Dictys still fished. It was vital to keep his hand in, and also to know what was going on at sea so he could hold on to the respect he had earned through a life of quiet leadership. For as well as a fisherman he was Harbourmaster of Seriphos.
And brother to the King; Polydectes.
They weren't close. Dictys seldom went up to the palace. And the King never went down to Harbour Hovel - which name has a history, but the wife of Dictys made sure that the plain, well-built rooms were nothing like a hovel.
And Dictys still spent time at sea.


A Danae prayer to Zeus

Babyfather almighty, Zeus, overlord,
Do what's right for us two, mother and boy,
Don't try to get out of what is due to us,
Womb and son to the godhead.
Talking of which, I know what she thinks,
Her the almost all-powerful;
But not over you (despite what they say, the easily swayed).
She hates your children, got on the first wave of love,
And what wife, virtuous, respectable, too cross for allure,
would not hate the founder of dynasties, none of hers?

She must not kill us against your better will;
Me maybe, but not the boy, not this god-sired boy, no,
It must be destiny, and a great one at that,
What? Burnt out like a powdered ember,
Soot, forgetfulness, shame?
Never. A name, Perseus, Perseus Eurymedon
King of the Lion-gated city
Not yet built.


A change of gravity

Danae was sitting on the ceiling, the uncluttered end of the cylinder, with her boy on her lap, praying this tough prayer to his father, when they were pushed gently against the wall by a new grav, and the longitudinal grav slowly lessened as she moved down the wall to the other end where the porthole was. (Sorry to go on about all this grav, but it was an important thing to them, a bit like "the news", and just as much in need of difficult interpretation).
The Archaic World below was spinning more slowly, the universe turning over and over with decreasing frequency, no longer sickening.

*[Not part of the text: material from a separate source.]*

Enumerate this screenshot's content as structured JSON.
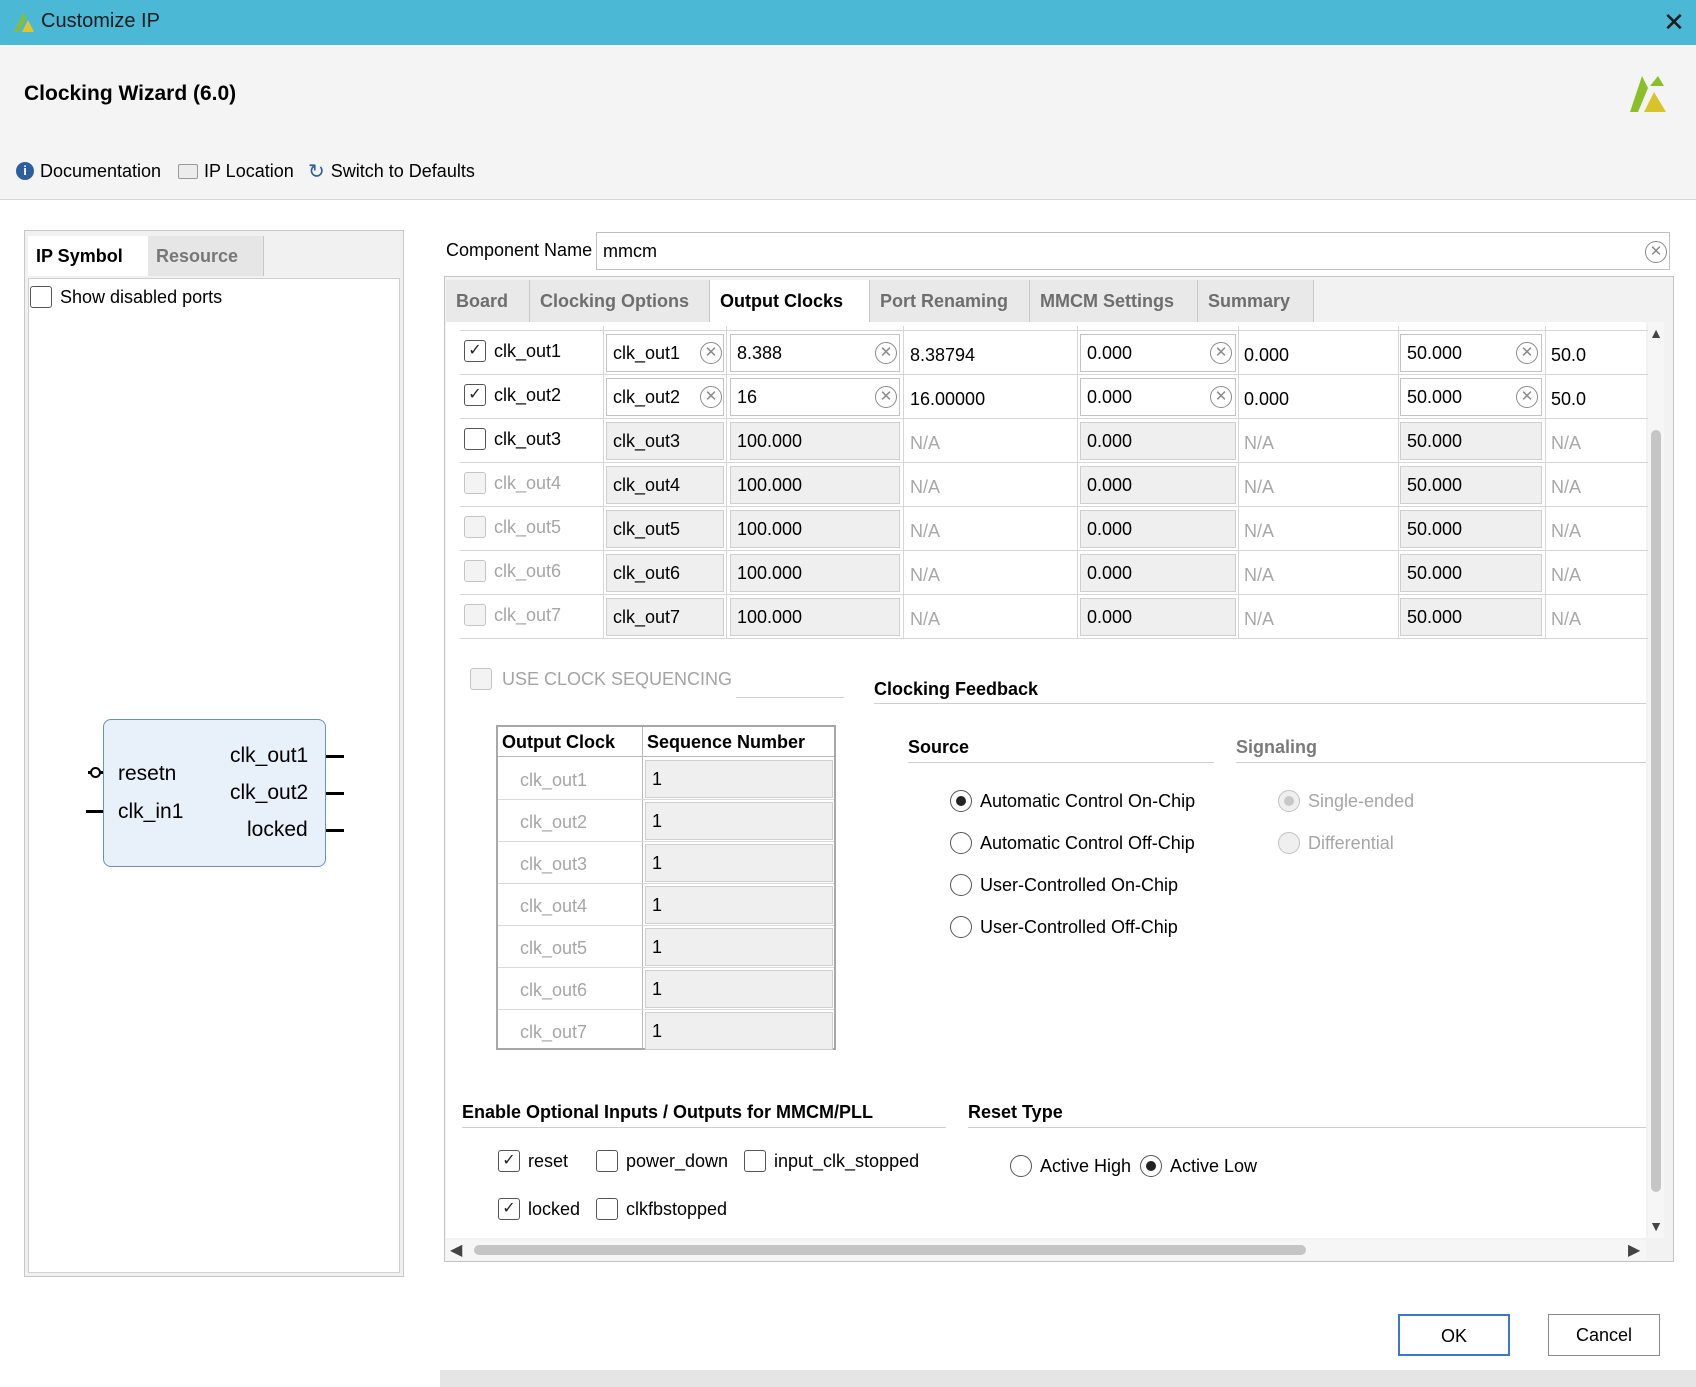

She put her face to the porthole and looked out, but her view was restricted and she could not see the King of gods anywhere; or anybody else for that matter.
After a time all force was gone and they floated, Danae holding on to a bed leg, and then a new grav started, imperceptibly, first pushing mother and child with no more weight than a curl of down beside a feather to the floor, in time a little heavier, but only just.
They'd got a tow.
Her heart leapt. First with joy. Then with fear. Who, or what, in the limitless reaches?
So all her hours were filled with hope and dread. Her father? A giant or monster? Hera with some exemplary torture, first of the mind, then of their bodies, woman and boy; burning poison, jagged blades, indefinite twisting?
Or, praise be, Zeus; or some well-wishing immortal, his agent?
After a day they were weightless again. Luckily the water came through a tube, though without grav it arrived in a complex airy splash which made Perseus choke, so when her milk was not enough to ease the ration of pap they had been left, Danae took the water into her own mouth, calmed it and then in kisses which they both had to learn, the two of them, gave it to her boy.
There was a long time when nothing changed. She jumped around the weightlessness with her son, but became ever sooner weak and breathless, sweat-cold, trembling.
So by the time they were pushed quietly against the wall once more, and then the end grav eased in imperceptibly and they could lie on the bed again, her heart, and his, were racing, his as fast as a mouse, and their breath came quick and shallow. Her last memory was a delirium, fangs, racing venom, throats like the flinging void, pouncing eyes, screams impossible without oxygen.